The national forest also beckons with waterways that run for hundreds of miles where slow and scenic canoeing and kayaking excursions could take up most of your day. Swimming is best at the spring-fed Silver Lake while Wright Lake is for those keen to dig their heels in the white sand beach. To see more of the forest’s natural longleaf pine ecosystem, take your campervan rental on a drive along the Apalachee Savannahs Scenic Byway and cover more ground.
Bringing your rental motorhome to Carrabelle Beach RV Resort puts you close to some of Florida’s richest fishing grounds. At the confluence of the Ochlockonee and Apalachee bays sits the 4,800-acre Bald Point State Park about 35 minutes’ drive from the campground. Here tidal marshes exist alongside freshwater ponds teeming with redfish, flounder, and trout.
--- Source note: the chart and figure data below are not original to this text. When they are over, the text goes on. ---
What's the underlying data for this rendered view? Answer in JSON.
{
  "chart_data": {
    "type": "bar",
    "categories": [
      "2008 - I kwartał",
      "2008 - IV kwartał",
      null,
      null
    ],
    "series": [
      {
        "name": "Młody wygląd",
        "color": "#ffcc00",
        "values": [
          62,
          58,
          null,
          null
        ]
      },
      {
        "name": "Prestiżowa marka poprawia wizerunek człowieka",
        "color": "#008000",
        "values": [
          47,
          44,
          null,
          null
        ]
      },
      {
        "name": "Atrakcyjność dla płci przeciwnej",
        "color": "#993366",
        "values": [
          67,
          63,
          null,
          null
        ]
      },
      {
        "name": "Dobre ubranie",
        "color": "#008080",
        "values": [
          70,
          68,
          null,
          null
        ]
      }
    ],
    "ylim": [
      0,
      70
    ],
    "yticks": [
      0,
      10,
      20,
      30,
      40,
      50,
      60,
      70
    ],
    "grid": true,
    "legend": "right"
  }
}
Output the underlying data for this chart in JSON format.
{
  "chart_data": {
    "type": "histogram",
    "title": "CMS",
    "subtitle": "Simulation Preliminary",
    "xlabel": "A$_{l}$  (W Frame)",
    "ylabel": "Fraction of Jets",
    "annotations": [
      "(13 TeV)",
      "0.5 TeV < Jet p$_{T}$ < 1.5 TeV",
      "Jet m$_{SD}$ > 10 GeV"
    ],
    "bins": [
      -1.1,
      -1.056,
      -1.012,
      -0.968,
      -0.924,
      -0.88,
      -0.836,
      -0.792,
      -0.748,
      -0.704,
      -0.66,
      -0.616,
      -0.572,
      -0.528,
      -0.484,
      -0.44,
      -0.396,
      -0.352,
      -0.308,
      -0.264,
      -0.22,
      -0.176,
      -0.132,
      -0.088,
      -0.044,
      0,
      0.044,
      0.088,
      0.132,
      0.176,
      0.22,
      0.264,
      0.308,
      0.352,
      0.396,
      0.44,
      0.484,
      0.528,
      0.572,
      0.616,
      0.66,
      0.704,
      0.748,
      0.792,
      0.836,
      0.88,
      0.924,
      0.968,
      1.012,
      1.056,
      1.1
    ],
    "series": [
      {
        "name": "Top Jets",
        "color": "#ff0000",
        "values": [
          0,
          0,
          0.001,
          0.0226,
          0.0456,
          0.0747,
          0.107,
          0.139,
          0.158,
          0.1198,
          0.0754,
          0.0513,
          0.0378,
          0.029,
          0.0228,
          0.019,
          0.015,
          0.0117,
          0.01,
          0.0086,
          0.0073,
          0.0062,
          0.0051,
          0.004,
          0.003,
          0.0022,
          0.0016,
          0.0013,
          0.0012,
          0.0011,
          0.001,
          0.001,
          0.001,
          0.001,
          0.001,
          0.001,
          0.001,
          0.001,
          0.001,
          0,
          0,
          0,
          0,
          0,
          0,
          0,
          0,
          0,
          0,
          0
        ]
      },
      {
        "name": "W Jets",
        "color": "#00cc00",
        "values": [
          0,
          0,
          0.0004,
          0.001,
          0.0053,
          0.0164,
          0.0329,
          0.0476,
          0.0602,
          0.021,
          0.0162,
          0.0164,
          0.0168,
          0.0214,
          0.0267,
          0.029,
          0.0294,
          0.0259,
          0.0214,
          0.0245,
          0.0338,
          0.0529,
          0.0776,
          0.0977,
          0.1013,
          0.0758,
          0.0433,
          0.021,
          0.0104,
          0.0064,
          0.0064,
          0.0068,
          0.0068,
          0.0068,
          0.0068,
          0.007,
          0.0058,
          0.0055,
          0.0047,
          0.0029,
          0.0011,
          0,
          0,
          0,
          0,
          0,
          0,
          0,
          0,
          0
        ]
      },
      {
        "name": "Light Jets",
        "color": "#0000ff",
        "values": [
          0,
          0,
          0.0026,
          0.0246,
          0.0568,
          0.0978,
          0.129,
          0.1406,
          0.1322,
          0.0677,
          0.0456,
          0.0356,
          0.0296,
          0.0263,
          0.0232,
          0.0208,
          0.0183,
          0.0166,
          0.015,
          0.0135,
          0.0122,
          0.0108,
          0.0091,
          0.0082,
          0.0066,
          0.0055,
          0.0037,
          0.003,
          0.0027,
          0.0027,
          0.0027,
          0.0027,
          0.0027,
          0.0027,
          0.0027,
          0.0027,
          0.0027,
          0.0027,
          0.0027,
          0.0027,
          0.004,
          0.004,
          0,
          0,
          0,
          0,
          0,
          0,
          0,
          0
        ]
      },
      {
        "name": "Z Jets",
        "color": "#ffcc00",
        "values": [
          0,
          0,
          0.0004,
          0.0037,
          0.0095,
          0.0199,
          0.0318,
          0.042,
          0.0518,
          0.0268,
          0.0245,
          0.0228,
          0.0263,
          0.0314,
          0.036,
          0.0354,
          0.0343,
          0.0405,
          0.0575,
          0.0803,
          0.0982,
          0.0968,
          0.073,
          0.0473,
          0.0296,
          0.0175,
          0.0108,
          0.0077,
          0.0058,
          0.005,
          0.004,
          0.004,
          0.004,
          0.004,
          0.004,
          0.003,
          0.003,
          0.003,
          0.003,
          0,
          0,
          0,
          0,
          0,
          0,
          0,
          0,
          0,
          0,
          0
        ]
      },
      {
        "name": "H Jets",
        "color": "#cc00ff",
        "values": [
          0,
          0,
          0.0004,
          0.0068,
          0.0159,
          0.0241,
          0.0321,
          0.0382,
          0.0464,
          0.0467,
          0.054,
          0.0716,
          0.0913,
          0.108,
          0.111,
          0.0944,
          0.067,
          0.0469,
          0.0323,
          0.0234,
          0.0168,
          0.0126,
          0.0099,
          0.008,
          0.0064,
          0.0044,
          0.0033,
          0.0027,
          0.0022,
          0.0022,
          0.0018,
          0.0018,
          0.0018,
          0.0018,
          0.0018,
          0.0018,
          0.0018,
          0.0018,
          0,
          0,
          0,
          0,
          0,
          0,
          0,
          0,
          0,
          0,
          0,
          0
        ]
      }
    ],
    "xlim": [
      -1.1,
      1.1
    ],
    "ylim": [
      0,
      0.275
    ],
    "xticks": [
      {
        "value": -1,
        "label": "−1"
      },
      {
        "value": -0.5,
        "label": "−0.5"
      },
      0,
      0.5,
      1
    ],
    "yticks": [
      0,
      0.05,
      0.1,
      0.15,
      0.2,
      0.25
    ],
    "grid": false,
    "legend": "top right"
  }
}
Spy the occasional alligator basking in the sun or a wading bird looking for a meal in the marshes. Sunbathers and windsurfers flock to the sandy beach shores while hikers follow designated paths through fields of wildflowers.
Seclusion on miles of pristine sugar sand beach is the main selling point of Cape St. George State Reserve. In this uninhabited island, Carrabelle campers can still glimpse a slice of Florida’s original barrier island landscape. Join a guided boat tour to set foot on this corner of the Forgotten Coast if you don’t trust propelling yourself on the water in a small craft. Hiking through sand and shrub-covered trails is popular on the island including a well-deserved stroll on nine miles of undeveloped beach.
Camping at Carrabelle Beach RV Resort lets you experience “Old Florida.” Visit the Carrabelle History Museum and view tools from various industries – turpentine, lumber, and commercial fishing – local artifacts and personal memorabilia that detail the history of settlement along "Rio Carrabella" or "beautiful river." Close to the beach, the Camp Gordon Johnston Museum memorializes the amphibious soldiers of WWII who trained here before deployment, and houses uniforms, equipment, and souvenirs shared by the camp’s veterans.
A Carrabelle icon, there’s not much to see at the “world’s smallest police station,” but it’s big in history and quite hard to miss if you’re driving along US-98. To see the original, visit the Chamber of Commerce office in downtown Carrabelle. There you’ll find waterfront restaurants with fresh seafood and steaks on their menu and laid-back eateries serving pizza and BBQ. Carrabelle camping also means you’ll get to sample wild-caught oysters from Apalachicola Bay where they are raked from the bottom of the bay.
Carrabelle has remained a little fishing village, and the few gas stations and grocery stores in town attest to that reputation. (Nearby Eastpoint has a bit more options.) In keeping with that tradition, the Crooked River Lighthouse remains standing on its original location where it was built in 1895. After close to 100 years of lighting ships, fishermen, and oystermen, the lighthouse was decommissioned in 1995 and is now on the National Register of Historic Places.
So when you’re in search of beachfront campgrounds on the Forgotten Coast but still would like to enjoy some comforts of civilization, consider booking an RV rental in Carrabelle, Florida. This charming coastal hamlet has a lot to offer, and you’ll be in for a big surprise.